En compétition à la Quinzaine des cinéastes, et candidat à la Caméra d’or, « Gabin » de Maxence Voiseux fait un portrait plein d’amour et sur dix ans du dernier rejeton d’une famille d’agriculteurs du Nord.
A huit ans, Gabin est le petit dernier d’une famille du Nord où c’est maman qui s’occupe des vaches et où papa est boucher.
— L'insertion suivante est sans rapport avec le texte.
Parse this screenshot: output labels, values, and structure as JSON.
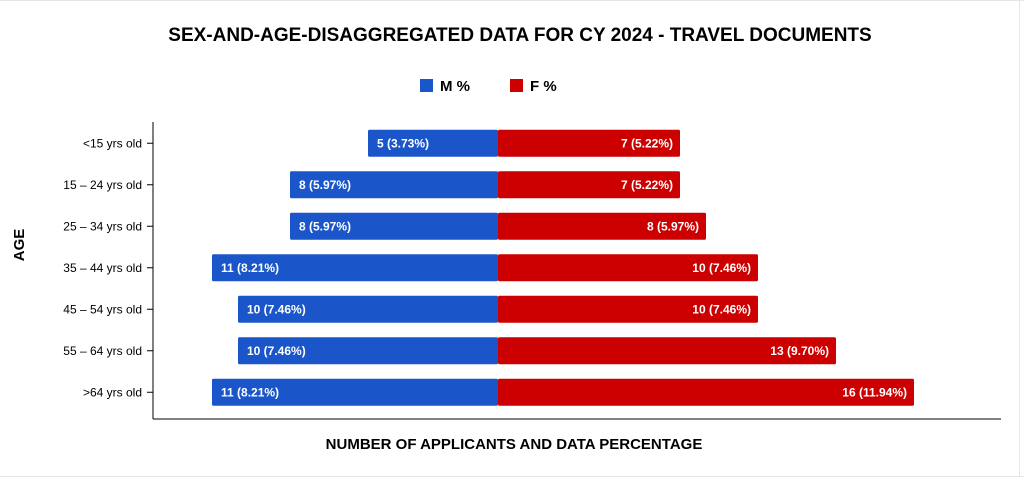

Il est dernier au bercail, travaille ses devoirs avec sa marraine et aide l’un et l’autre comme il peut. Sauf qu’à force de voir sa mère trimer et ne pas s’entendre avec un papa âgé et introverti, il a bien envie de faire autre chose que fermier ou boucher… Il commence par prendre son autonomie en décidant d’étudier seul, avec pour rêve de travailler avec les chiens…
Tombé amoureux du personnage du grand-père de Gabin au marché aux bestiaux d’Arras, Maxence Voiseux filme cette famille depuis plusieurs années. Il leur a d’ailleurs déjà dédié plusieurs court-métrages. La beauté de Gabin, c’est qu’autour du petit garçon, en plein et en creux, c’est toute sa famille que l’on découvre, suit et imagine. C’est aussi tout un monde rural en évolution, avec une focale si précise et si juste qu’on évite de sombrer dans le passéisme, le jugement ou le cliché. La matière est dense, touffue, et on imagine l’infini travail de montage. On ressent combien chaque plan compte, chaque détail retenu a été choisi, pour éclairer les personnage d’une lumière généreuse, joyeuse, jamais voyeuse et toujours très profonde.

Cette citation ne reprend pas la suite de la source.